Le doppie invasioni di Putin in Medio Oriente sono influenzate dall’idea di Dugin di un asse Mosca-Teheran. (Il governo israeliano dovrebbe svegliarsi, annusare il samovar e smetterla di fare i piedi con la Russia.) La sua seduzione del governo nazionalista di Nuova Delhi è un riflesso dell’insistenza di Dugin sul fatto che l’impero eurasiatico debba estendersi all’Oceano Indiano.

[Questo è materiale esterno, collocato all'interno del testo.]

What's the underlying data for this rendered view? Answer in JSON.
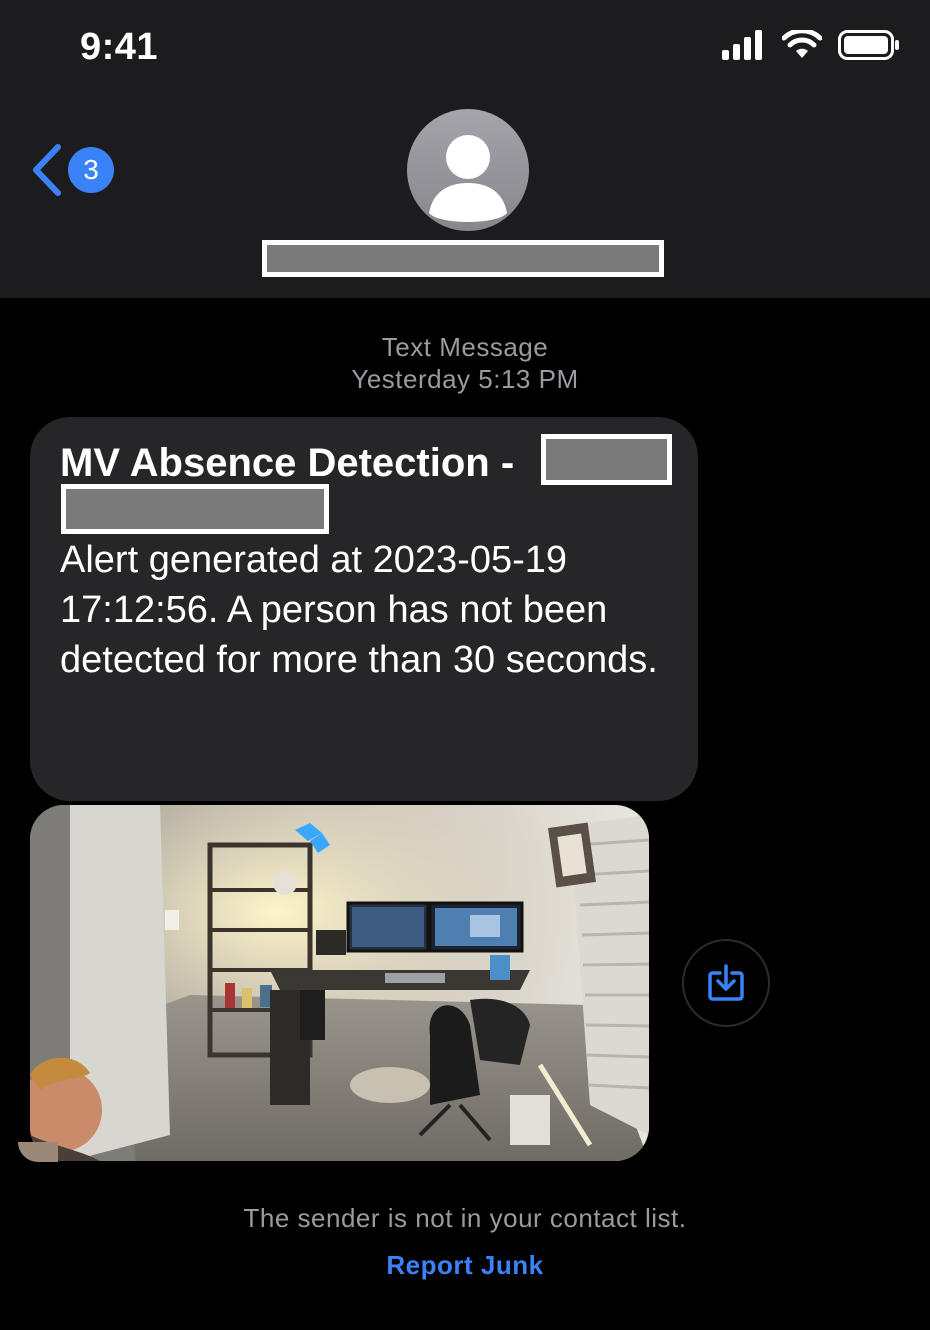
{
  "status_bar": {
    "time": "9:41"
  },
  "nav": {
    "unread_count": "3"
  },
  "thread": {
    "message_type": "Text Message",
    "timestamp": "Yesterday 5:13 PM"
  },
  "message": {
    "title": "MV Absence Detection -",
    "body": "Alert generated at 2023-05-19 17:12:56. A person has not been detected for more than 30 seconds."
  },
  "footer": {
    "notice": "The sender is not in your contact list.",
    "report_junk": "Report Junk"
  },
  "colors": {
    "accent": "#3a82f7",
    "bubble": "#262628",
    "header": "#1c1c1e"
  },
  "icons": [
    "signal-icon",
    "wifi-icon",
    "battery-icon",
    "chevron-left-icon",
    "person-icon",
    "save-to-device-icon"
  ]
}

Per quanto sia importante per i decisori occidentali prendere sul serio la megalomania mistica di Dugin, è altrettanto urgente per il cinese Xi Jinping. Xi e Putin hanno annunciato una partnership il mese scorso per ridurre a misura gli Stati Uniti. Ma secondo Dugin anche la Cina deve cadere. Le ambizioni della Russia in Asia richiederanno “la disintegrazione territoriale, la frammentazione e la divisione politica e amministrativa dello stato [cinese]”, scrive Dugin. Il partner naturale della Russia in Estremo Oriente, secondo Dugin, è il Giappone.

In un certo senso, le 600 pagine di Dugin possono essere ridotte a un’idea: l’alleanza sbagliata ha vinto la seconda guerra mondiale. Se solo Hitler non avesse invaso la Russia, la Gran Bretagna avrebbe potuto essere distrutta. Gli Stati Uniti sarebbero rimasti a casa, isolazionisti e divisi, e il Giappone avrebbe governato l’ex Cina come partner minore della Russia.

Il fascismo dall’Irlanda al Pacifico. Delirante? Lo spero proprio. Ma le delusioni diventano importanti quando vengono abbracciate dai tiranni.